For my Introduction to Global Studies class, we were split up into groups assigned a community service project for the semester. I worked with a program called English For Action, where students would go to adult ESL classes and be conversation partners for them. This way, they were allowed to practice their Engilsh-speaking skills in a more informal environment, as well as practice typical conversations they would have every day. This was my first community project in Providence, and it was my first time interacting with the Hispanic community. It was awesome to see how comfortable the adults were getting with us, and how much progress they had made throughout our time together. At the end of the semester, we had a culminating reflection, where my group created a powerpoint to give an overview of what English for Action was. In addition, I kept a reflection journal about how each class went, and I also wrote an essay reflecting on the experience as a whole.
For my Special Topics: Water class, we were able to conduct a group research project on an area of interest in concerns to what we had been learning about water. My group and I focused on the privatization of water, and the debate about whether not access to water should be considered a human right. As a group, we went to different organizations around Providence to find out more about the public water systems, for Providence has the second best tap water in the nation. We asked companies whether or not they had received pressure to become privatized, and we explored the consequences local communities face when their water sources become privatized. Below is a powerpoint presentation about the different places we visited: The Office of Sustainability, the Narragansett Bay Commission, and the Providence Water office. Also, there is a Prezi presentation that I created that goes into more depth about the privatization of water and the different actors that are involved or trying to prevent this from happening. The prezi is accompanied with a lot of informative videos.

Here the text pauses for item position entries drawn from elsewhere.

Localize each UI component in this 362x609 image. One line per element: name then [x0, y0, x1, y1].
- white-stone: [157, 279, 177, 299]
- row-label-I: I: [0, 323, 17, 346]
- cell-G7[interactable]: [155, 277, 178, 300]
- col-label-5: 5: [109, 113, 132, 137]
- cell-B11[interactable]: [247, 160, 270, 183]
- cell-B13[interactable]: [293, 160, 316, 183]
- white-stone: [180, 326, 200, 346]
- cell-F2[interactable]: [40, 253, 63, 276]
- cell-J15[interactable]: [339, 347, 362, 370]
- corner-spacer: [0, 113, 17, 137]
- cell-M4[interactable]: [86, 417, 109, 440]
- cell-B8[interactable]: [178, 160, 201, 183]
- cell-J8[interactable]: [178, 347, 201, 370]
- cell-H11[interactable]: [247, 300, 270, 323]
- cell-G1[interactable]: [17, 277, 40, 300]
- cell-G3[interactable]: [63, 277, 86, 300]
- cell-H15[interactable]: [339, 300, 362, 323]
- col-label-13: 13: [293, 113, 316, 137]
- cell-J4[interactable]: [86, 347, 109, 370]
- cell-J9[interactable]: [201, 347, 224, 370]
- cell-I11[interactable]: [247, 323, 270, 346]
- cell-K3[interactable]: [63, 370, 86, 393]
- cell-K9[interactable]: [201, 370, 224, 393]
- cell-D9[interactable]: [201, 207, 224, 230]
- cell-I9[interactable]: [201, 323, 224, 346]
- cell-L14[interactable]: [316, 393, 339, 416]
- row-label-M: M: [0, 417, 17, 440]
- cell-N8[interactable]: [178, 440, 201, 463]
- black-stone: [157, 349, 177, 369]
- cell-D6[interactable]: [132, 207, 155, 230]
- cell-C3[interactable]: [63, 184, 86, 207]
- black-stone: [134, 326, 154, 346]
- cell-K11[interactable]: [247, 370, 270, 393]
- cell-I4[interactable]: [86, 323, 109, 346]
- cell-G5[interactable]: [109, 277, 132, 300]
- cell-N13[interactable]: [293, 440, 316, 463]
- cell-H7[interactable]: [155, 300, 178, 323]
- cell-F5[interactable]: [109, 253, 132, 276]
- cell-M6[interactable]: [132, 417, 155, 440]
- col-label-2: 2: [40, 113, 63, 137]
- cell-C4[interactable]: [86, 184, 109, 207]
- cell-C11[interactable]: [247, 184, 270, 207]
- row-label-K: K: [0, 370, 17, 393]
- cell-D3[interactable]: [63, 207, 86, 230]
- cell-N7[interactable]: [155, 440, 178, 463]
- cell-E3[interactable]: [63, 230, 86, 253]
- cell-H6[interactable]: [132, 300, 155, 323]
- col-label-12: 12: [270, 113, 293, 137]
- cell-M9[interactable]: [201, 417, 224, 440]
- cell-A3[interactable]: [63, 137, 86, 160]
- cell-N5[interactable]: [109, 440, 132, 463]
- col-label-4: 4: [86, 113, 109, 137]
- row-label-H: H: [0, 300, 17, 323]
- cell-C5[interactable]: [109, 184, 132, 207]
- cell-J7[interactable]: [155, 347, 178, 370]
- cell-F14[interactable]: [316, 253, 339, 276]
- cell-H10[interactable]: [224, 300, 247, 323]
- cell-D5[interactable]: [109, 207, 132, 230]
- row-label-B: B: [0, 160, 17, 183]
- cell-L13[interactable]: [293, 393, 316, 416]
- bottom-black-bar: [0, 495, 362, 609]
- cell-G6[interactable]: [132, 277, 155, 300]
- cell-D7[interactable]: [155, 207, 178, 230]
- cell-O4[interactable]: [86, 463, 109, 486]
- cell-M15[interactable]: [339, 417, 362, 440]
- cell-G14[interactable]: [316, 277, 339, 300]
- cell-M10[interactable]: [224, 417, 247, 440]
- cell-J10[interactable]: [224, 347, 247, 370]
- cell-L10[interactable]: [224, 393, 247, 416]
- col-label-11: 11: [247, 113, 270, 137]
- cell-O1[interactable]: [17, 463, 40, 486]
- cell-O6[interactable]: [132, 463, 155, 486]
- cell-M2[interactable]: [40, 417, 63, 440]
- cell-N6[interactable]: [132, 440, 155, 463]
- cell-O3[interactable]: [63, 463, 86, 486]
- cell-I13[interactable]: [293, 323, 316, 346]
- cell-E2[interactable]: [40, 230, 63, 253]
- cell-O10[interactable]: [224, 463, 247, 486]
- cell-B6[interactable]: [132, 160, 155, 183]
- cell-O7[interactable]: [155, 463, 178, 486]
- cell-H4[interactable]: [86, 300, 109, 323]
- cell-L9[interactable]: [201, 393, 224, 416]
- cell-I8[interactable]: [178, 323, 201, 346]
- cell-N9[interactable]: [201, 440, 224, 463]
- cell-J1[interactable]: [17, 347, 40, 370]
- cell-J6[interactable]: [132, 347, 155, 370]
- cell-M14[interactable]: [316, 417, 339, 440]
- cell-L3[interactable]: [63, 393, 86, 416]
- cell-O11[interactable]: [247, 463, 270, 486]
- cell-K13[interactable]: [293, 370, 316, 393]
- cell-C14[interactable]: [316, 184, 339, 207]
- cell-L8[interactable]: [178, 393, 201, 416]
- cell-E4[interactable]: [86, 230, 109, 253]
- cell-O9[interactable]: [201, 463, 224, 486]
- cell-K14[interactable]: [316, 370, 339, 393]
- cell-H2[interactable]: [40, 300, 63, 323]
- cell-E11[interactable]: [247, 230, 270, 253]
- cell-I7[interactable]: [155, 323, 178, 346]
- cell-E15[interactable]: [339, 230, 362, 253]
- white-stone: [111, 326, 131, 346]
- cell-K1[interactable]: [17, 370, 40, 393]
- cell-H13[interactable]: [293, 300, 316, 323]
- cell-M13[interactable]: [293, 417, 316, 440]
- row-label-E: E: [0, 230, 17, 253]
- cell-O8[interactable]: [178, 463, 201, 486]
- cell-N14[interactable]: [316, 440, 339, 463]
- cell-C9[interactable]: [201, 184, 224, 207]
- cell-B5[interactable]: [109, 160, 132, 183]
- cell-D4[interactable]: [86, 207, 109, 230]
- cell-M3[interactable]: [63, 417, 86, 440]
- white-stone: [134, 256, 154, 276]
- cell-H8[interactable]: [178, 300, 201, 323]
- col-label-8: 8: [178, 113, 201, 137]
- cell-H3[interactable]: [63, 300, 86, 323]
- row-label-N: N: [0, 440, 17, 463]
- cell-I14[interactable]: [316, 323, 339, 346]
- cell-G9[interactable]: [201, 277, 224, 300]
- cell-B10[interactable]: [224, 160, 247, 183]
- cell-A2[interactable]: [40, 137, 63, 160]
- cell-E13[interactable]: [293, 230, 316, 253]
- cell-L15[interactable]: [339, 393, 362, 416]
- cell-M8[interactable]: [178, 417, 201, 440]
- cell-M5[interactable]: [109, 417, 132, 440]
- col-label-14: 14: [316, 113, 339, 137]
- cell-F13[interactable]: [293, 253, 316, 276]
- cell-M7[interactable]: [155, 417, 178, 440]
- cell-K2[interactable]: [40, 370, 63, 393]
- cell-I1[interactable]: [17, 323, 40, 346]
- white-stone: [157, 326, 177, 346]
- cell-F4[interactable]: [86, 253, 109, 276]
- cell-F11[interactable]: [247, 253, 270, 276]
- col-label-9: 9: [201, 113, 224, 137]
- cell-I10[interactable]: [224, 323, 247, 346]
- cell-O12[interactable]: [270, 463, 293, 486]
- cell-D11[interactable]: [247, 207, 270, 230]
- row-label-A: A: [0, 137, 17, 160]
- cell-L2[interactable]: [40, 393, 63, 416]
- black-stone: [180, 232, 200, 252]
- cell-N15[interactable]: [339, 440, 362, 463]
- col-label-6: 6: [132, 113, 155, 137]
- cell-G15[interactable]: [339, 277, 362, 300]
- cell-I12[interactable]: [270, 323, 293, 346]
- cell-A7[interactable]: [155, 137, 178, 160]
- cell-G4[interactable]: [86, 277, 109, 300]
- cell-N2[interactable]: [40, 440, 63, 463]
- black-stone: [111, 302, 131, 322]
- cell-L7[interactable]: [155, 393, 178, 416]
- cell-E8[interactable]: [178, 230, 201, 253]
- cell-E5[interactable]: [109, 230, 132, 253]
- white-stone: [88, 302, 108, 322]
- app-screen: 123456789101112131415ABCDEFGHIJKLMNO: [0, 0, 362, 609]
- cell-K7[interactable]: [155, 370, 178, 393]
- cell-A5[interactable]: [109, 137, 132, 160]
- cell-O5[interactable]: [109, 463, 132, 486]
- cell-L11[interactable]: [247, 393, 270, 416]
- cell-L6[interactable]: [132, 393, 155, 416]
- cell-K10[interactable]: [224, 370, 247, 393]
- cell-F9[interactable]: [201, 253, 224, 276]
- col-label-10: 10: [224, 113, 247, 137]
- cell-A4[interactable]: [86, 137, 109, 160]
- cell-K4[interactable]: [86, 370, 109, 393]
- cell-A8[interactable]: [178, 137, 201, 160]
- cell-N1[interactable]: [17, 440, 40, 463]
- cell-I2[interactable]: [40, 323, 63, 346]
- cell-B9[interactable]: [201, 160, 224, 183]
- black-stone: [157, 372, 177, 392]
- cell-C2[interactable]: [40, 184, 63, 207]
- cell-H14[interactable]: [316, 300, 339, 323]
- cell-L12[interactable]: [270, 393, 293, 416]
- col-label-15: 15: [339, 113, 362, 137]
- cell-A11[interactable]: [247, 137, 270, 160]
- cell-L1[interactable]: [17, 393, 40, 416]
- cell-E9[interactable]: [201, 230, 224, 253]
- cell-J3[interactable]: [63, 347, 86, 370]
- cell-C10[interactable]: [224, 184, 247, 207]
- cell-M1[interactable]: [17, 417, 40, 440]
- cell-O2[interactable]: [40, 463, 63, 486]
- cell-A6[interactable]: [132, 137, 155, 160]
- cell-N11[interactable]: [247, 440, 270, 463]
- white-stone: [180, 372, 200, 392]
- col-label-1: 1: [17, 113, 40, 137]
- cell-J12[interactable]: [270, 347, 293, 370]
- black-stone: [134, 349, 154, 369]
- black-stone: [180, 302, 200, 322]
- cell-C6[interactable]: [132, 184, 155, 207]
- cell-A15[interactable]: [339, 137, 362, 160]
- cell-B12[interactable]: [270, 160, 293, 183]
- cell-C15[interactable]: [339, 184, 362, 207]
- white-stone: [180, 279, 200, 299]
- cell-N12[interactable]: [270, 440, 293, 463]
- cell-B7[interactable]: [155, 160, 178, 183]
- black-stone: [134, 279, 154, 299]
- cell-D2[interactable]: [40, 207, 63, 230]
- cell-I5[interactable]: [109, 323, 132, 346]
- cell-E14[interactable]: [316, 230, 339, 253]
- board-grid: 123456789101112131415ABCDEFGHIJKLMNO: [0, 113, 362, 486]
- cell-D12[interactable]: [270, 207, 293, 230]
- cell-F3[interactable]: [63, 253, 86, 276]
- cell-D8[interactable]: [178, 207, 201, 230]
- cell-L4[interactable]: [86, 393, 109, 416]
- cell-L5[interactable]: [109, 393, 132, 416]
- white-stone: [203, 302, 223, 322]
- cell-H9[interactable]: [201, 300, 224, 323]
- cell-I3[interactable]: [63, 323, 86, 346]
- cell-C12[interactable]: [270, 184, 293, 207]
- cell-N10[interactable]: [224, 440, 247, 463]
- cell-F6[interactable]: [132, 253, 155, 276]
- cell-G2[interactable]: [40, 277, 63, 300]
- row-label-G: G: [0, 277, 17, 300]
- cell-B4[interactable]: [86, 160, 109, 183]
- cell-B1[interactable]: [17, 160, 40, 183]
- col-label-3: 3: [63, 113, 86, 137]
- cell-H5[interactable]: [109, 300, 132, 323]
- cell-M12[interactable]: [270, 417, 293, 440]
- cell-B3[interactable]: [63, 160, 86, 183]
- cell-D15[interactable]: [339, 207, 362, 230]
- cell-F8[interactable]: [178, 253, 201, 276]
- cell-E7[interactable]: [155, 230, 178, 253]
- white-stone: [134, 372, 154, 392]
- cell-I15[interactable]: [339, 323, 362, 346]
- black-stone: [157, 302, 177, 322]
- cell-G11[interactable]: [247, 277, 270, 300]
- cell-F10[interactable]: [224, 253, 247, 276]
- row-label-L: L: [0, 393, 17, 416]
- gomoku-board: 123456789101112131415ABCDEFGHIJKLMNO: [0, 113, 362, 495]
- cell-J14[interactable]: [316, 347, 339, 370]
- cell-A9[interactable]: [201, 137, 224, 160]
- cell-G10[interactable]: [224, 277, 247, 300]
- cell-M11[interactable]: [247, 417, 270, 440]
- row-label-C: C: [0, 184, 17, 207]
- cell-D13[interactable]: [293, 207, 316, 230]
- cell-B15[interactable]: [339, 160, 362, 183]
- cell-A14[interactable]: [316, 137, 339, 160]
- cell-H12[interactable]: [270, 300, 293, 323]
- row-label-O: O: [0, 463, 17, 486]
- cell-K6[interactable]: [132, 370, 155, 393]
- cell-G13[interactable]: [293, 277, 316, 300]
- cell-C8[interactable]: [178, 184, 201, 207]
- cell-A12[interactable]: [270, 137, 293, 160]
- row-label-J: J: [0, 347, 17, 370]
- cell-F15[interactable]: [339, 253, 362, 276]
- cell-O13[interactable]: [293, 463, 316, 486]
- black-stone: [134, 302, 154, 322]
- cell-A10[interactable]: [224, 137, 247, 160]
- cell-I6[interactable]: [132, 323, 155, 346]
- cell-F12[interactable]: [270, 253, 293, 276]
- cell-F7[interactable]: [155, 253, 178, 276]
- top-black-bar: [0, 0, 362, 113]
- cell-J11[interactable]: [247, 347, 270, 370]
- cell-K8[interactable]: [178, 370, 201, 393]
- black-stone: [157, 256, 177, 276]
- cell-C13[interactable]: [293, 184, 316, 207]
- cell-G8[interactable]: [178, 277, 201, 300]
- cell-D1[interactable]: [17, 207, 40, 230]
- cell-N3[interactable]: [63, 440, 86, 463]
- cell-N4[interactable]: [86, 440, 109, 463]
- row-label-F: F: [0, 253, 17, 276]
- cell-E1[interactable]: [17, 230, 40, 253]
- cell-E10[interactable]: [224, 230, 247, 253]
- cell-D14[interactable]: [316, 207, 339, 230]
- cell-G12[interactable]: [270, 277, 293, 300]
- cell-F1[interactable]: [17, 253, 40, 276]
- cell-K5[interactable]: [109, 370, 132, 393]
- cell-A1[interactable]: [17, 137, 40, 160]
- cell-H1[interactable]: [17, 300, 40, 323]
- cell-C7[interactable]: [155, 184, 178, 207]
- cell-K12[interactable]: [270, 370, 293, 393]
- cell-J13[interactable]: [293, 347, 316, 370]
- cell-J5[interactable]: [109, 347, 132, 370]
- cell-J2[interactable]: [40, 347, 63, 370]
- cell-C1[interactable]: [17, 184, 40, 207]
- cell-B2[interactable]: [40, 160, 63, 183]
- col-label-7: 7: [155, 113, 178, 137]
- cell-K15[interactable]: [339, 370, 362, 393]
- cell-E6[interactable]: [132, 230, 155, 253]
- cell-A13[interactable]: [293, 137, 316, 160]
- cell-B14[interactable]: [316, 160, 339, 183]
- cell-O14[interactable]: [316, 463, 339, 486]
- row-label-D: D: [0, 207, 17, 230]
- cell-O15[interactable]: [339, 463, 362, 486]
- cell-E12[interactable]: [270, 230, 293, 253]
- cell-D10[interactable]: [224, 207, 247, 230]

In January 2014, I had the incredible opportunity to go on a global service learning trip to Nicaragua. The purpose of the trip was to work on community literacy and development within the community, as well as create a safe and open environment of the community, specifically the women. We worked with a non-profit organization called Waves of Hope, and the story of how they came into being is truly inspiring. During our stay, we worked on the construction site of the first high school in the community, acted as conversation partners through a cultural exchange, facilitated a program called "Kids Club," where kids would come to play and do different art activities as a group, and we also help a "Women's Empowerment Day," where we gathered all of the women in the community to have courageous conversations about things they had been struggling with and to leave them feeling empowered. It was the most amazing week of my life, but now that we are back in Providence, the class has been focusing on how to best connect with what we learned in Nicaragua to our community here in Providence. Every Friday, we run an arts camp for students at CityArts. We have implemented a lot of the same activities that we did in Nicaragua in the camp, trying to maintain focus on our themes of storytelling, beauty, and community. I have uploaded my reflections on the two experiences, as well as a video that I created for our culminating photo exhibition at the end of the semester.